El propio Erickson define la Hipnosis Ericksoniana como un proceso comunicativo con la mente y con uno mismo, a través del cual la persona “logra concentrarse en sus propios pensamientos, recuerdos, creencias y valores que tiene sobre la vida”. La Hipnosis Ericksoniana se trata de un aprendizaje activo que busca llegar a un estado de trance, que a su vez permita acceder a la inconsciencia y aprovechar al máximo los recursos personales de cada uno.

Autohipnosis

La Hipnosis Ericksoniana, como hemos mencionado, es en realidad es un tipo de autohipnosis. La autohipnosis se aprende a desarrollar por uno mismo (a través de una adecuada formación), y es un proceso que facilita un equilibrio entre los dos hemisferios cerebrales, a través de la potenciación del cuerpo calloso (estructura cerebral que los une).

Una vez aprendida esta técnica, con un entrenamiento adecuado acaba siendo fácil de poner en práctica. Además, se puede utilizar en casi cualquier momento y en diferentes escenarios.

Beneficios

Como decíamos al inicio del artículo, esta práctica ha demostrado ser efectiva en diferentes estudios, y producir unos efectos similares a los que se obtienen a partir de técnicas mindfulness o de meditación.

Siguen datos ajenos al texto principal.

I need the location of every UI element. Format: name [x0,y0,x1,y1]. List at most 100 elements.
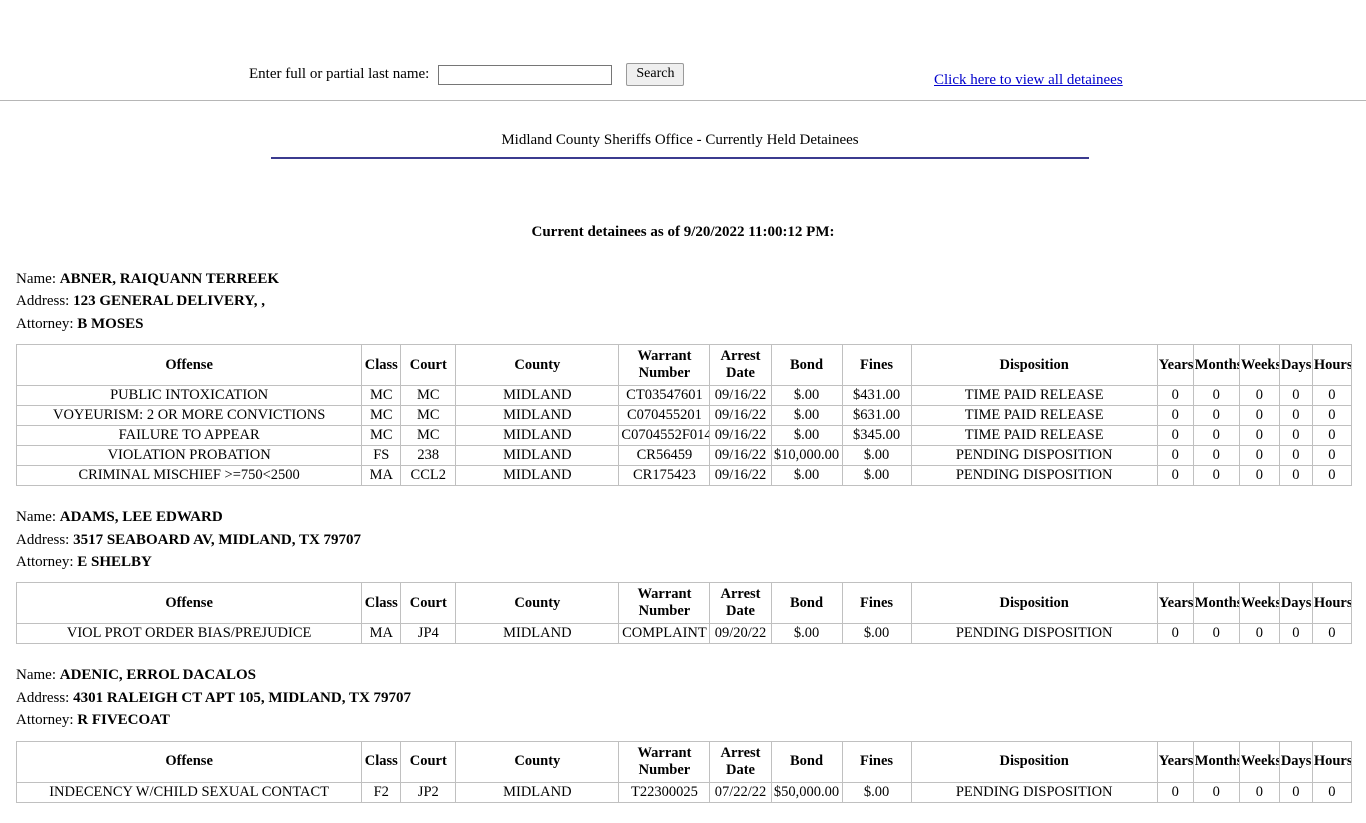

Los beneficios de la Hipnosis Ericksoniana como forma de autohipnosis incluyen el aprender a gestionar el estrés, un aumento de la concentración, una mejora en el estado de ánimo y en el estado emocional, la reducción de la ansiedad, una mejora en la creatividad, la mejora en procesos de toma de decisiones y un mejor control de uno mismo.

Además, la Hipnosis Ericksoniana potencia la conexión con uno mismo, a través de la concentración y la dirección de la energía y la atención en el mundo interior, desviándolas de los estímulos exteriores. El objetivo es crear un vínculo con el propio yo y conectar cuerpo y mente.

Aplicaciones en terapia

La Hipnosis Ericksoniana es una herramienta que tiene múltiples usos y finalidades en psicoterapia. Principalmente, se puede utilizar para inducir estados de relajación, y para que el paciente conozca y experimente diferentes estados hipnóticos de trance. También se utiliza para generar estados emocionales en el pacientes, que pueden ser de bienestar, por ejemplo.

Por otro lado, la Hipnosis Ericksoniana también permite acceder al inconsciente de la persona, bloqueando momentáneamente la parte más racional y más consciente de su mente. Esto facilita que afloren pensamientos y recuerdos reprimidos que están afectando actualmente el bienestar de la persona.

Este tipo de hipnosis, además, también permite catalizar e inducir procesos de cambio en momentos de crisis, por ejemplo, así como facilitar tomas de decisiones y gestionar momentos o procesos dolorosos. De hecho, es una técnica que se ha demostrado eficaz para reducir el dolor en personas con fibromialgia, por ejemplo.

Uno de los objetivos de la Hipnosis Ericksoniana es que la persona vuelva a tomar control sobre sus emociones y sus pensamientos, y que se sienta segura y firme en sus procesos de toma de decisiones.

Referencias bibliográficas:

  • Álvarez-Nemegyei, J., Negreros-Castillo, A., Nuño-Gutiérrez, B.L., Álvarez-Berzunza, J. y Alcocer-Martínez, L.M. (2007). Eficacia de la hipnosis ericksoniana en el síndrome de fibromialgia en mujeres. Rev Med Inst Mex Seguro Soc, 45 (4): 395-401.
  • Erickson, B.A. (1994). Ericksonian therapy demystified: A straightforward approach. En: Zeig JK, editor. Ericksonian applications in the use of art in therapy. New York, USA: Brunner-Mazel: 147-162.